11 Janvier 2008 , Rédigé par Réveil Communiste Publié dans #Théorie immédiate

Jean Jacques Lecercle,
 

Une philosophie marxiste du langage

 
Actuel Marx, 2004
 
 

L’auteur est un linguiste anglicisant qui enseigne en Grande Bretagne, et qui se présente avec un humour un peu conventionnel dans le milieu universitaire d’outre Manche, comme un paléo marxiste althussérien. L’auteur se propose donc de pratiquer un exercice de matérialisme dialectique et historique appliqué à la science du langage.

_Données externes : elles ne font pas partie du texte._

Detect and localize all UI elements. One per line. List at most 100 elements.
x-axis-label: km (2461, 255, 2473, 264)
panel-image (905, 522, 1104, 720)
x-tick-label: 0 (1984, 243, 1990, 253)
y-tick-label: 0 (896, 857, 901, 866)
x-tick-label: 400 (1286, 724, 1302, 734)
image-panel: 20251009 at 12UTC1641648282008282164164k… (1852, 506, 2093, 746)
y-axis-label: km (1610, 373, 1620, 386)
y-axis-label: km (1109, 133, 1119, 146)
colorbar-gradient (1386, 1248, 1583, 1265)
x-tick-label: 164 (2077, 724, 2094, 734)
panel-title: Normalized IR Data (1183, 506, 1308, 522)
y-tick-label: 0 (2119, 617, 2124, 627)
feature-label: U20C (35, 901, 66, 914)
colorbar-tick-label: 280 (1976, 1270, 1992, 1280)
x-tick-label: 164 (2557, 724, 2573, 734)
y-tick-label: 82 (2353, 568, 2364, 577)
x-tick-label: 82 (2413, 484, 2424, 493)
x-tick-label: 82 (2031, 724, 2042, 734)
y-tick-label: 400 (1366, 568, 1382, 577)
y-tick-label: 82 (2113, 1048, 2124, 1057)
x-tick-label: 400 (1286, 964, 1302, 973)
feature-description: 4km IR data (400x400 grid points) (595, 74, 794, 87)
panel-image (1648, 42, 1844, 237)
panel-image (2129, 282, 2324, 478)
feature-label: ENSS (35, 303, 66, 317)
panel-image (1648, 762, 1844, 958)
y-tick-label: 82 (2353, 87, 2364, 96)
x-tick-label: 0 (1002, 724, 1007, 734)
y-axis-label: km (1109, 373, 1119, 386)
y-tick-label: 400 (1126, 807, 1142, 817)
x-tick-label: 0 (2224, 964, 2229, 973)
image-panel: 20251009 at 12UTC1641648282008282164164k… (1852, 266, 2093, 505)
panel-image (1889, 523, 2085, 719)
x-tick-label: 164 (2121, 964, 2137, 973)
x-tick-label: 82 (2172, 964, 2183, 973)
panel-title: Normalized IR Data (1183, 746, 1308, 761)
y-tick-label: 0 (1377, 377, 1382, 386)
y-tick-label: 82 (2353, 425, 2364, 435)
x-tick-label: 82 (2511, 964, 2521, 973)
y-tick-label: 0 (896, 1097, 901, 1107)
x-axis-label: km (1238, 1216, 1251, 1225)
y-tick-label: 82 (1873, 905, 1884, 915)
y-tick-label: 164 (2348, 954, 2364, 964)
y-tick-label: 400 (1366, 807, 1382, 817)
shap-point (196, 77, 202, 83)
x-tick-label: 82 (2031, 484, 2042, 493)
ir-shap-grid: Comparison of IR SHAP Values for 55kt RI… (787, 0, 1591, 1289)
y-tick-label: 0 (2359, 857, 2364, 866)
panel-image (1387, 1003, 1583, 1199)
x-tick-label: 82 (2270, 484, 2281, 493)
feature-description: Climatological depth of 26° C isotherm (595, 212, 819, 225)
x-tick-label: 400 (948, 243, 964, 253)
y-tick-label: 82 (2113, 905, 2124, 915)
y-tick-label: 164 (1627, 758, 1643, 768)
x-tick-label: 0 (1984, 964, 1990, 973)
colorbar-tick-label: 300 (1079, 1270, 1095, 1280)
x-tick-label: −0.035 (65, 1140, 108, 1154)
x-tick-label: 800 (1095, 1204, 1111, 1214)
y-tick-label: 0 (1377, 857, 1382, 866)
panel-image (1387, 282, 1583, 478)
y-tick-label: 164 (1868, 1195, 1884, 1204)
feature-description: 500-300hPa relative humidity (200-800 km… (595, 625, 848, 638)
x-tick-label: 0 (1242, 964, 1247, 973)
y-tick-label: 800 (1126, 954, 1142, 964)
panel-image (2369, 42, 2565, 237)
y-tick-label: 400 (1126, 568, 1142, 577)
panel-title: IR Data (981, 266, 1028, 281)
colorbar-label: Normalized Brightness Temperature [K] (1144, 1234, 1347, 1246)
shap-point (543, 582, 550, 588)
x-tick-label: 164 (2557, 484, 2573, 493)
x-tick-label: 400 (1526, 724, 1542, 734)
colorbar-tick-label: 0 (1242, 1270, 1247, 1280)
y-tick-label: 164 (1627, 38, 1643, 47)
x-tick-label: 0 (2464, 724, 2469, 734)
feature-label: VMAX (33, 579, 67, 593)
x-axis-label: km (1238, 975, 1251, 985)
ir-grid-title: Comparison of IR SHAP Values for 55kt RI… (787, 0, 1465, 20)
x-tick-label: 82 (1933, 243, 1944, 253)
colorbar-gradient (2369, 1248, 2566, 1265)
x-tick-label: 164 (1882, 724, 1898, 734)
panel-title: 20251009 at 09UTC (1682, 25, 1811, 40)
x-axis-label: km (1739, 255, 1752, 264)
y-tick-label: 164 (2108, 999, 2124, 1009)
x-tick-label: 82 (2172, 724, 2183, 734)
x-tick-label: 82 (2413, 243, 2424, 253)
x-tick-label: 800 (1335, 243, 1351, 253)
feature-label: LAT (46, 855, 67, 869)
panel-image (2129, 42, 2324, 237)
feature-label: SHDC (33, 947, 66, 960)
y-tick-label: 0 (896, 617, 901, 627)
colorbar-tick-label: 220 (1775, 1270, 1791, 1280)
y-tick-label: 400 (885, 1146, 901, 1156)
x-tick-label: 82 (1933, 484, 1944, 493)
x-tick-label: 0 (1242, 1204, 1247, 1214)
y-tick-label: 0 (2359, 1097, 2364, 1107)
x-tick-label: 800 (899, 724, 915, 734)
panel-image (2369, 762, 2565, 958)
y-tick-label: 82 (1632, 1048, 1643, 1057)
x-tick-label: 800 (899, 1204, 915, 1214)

Une partie critique, une partie propositions, sous formes de thèses au dogmatisme assumé. Il pense dans le cadre théorique de la pensée de l’idéologie selon Althusser, et avec affinités multiples: Volochinov (et Bakhtine), Deleuze, Judith Butler, un peu l’esprit de Wittgenstein, Pasolini (et à travers lui Gramsci). Marx et Engels, ces auteurs étant cités longuement, et Lénine.

 

Le point de départ est une critique de l’impérialisme dans le langage, à travers le titre provocateur du Sun, ‘Chirac est un vers”, paru en édition française au moment du début de la guerre d’Irak. L’auteur considère que ce titre si mal traduit en français, d’une insulte anglaise qui n’a pas de porté réelle en français, révèle une conception du langage implicite qui se répand partout et qui a des conséquences graves. Cette conception suppose que la proposition dénote un état de chose, le mot un référent, sans reste, sans connotation, sans travail de la métaphore. Elle est en régression sur la linguistique moderne qui s’est construite depuis Saussure en introduisant entre le signe et son référent le nouveau intermédiaire du sens ou du signifié.

 

Ce point de départ permet aussi d’introduire une définition de l’anglais comme langue de l’impérialisme, l’auteur, anglomane et angliciste s’estimant au dessus du soupçon de nationalisme linguistique primaire, en fait-il veut défendre ce qui relie l’histoire et la culture au sens dans l’anglais, actuellement détruit au profit d’un anglais de communication transparent, sans histoire ni culture. Suit un tableau assez précis de la situation de l’anglais impérial, à la fois conquérant et menacé par cette domination même.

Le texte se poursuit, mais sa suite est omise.